ABC 7.30 Report last night spoke to some of Australia’s 2 million apartment dwellers in the wake of the latest evacuation of Mascot Towers after severe cracks were discovered. The segment shines further light on an industry in crisis, with faults widespread and hefty remediation works required.
Below are some key excerpts from the transcript:
JULIA HOLMAN: The Mascot Tower owners will have a long wait before they find out what went wrong with their building but it’s not just the residents here behind me who are worried that they’re living in an unsafe building.
JOHN GRANT: We bought a place at the end of 2011 – beautiful quality apartments.
JULIA HOLMAN: John Grant paid $640,000 for a two-bedroom investment property in this Canberra complex.
It didn’t take long for major defects to appear throughout the building.
JOHN GRANT: We have had tiling problems, there’s water-proofing issues. Tiles have lifted.
You can see the propping of the balcony because we had to do it for safety purposes.
You can see cracking in stairways and we can go for a walk downstairs and have a look at other cracking which is even more dangerous.
JULIA HOLMAN: There’s cracks all along the solid concrete floor.
JOHN GRANT: As you can see here, the cracks have expanded, they have deepened.
It’s an A-class building – unfortunately, the builders are not A-class.
JULIA HOLMAN: Is it safe?
JOHN GRANT: It is safe because of the props that we have put underneath.
These are the props, Julia. We have got 45 props in the basement. As you can see, they cover a fair amount of the basement and they’re there to effectively hold up the floor above.
JULIA HOLMAN: The owners here have already spent $650,000 on expert reports and legal fees.
They’re suing the builder, the developer, and the engineer and they want the ACT government to order the developer to fix the defects.
What is the estimate as to how much it is going to cost to fix them?
JOHN GRANT: Look, our estimate at this stage is somewhere in excess of $9 million.
JULIA HOLMAN: Nine million dollars amongst 120 owners, what does it mean if you end up having to pay it yourself?
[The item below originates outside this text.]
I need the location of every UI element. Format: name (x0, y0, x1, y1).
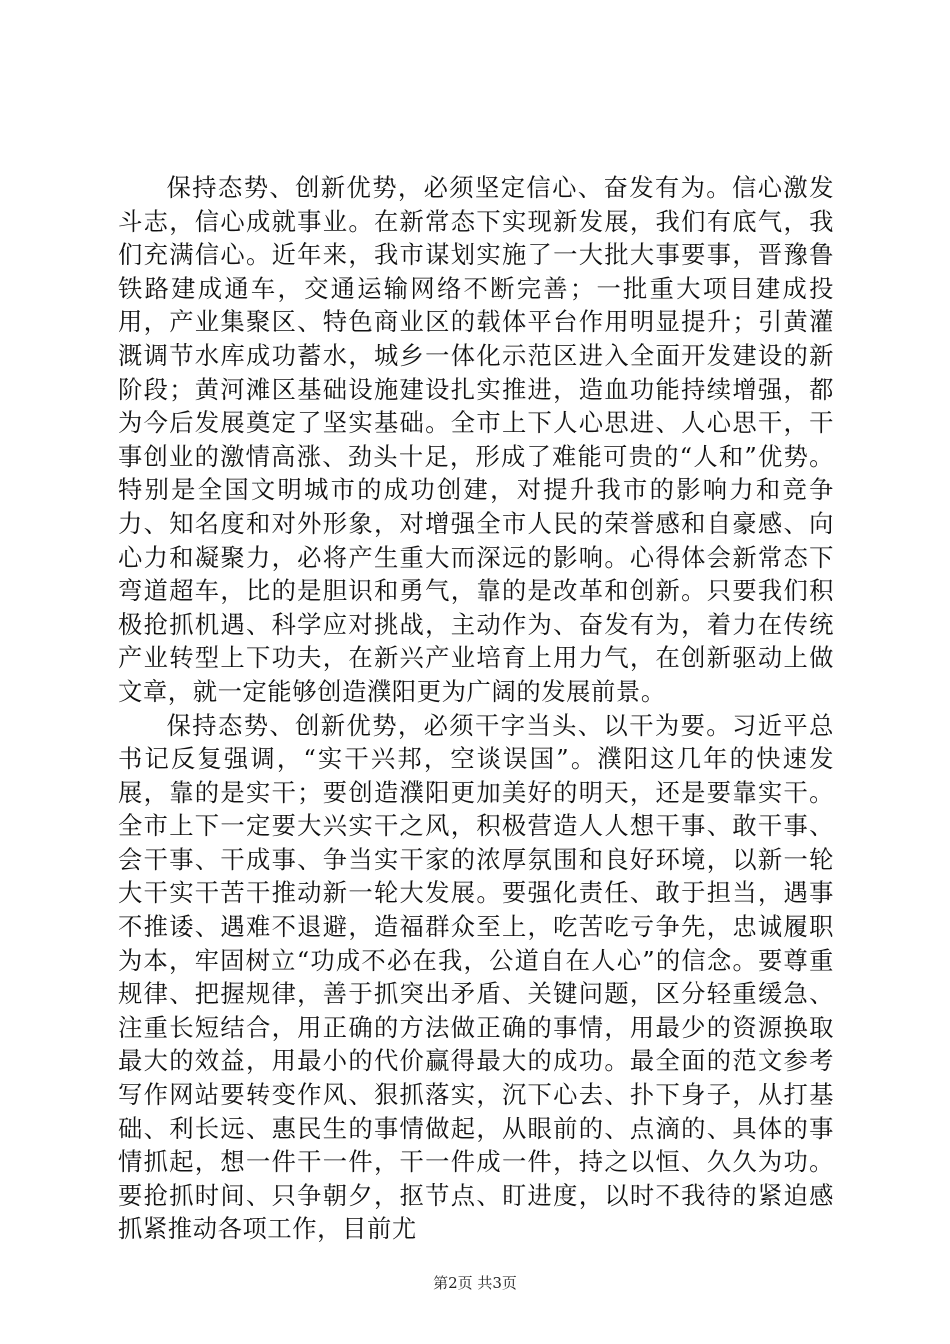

JOHN GRANT: Well about $75,000 each. That’s a lot of money.
JULIA HOLMAN: The past decade has seen the biggest apartment construction boom in Australia’s history.
Nearly 700,000 units have been completed, dwarfing the number of houses built over the same period and there’s still many more units coming onto the market…
JULIA HOLMAN: Andy White bought his apartment in central Melbourne for $320,000 four years ago. The building was finished in 2010, but when Andy moved in, it was already showing signs of poor construction.
ANDY WHITE: I believe the owners corp was chasing the builder for close to 100 defects… As we found out from the fire engineer, the whole building is completely flammable now and its almost become a bit of a tourist attraction as people walk by, pointing out how it’s still not fixed, two and a half years later…
JULIA HOLMAN: It will cost an estimated $2 (million) to $3 million to replace the non-compliant cladding.
The builder went into voluntary administration in August last year, which means the residents will have to pay the bill.
As usual, the lobbyists at the Property Council of Australia (PCA) are playing down the problems, claiming Australia’s building standards are among the best in the world:
JULIA HOLMAN: The lobby group representing property developers argues that Australia has some of the best building standards in the world.
KEN MORRISON: Purchasers should take heart from the fact that most issues are relatively minor.
The sorts of incidents we’ve seen in the media in recent months are quite rare and also, that if there are defects, then by law, builders have to come back and fix those defects at their cost and that system has been working well.
The PCA can’t spin this turd. The whole situation is an unmitigated disaster with hundreds of thousands of low quality apartments built this century to house Australia’s ballooning population. Many of these developments are now ticking financial timebombs for owners and taxpayers, who are collectively facing potentially billions of dollars of remediation works to rectify the faults.
Given the seriousness of the issue, the federal government must establish a Royal Commission to investigate the entire industry, from top to bottom.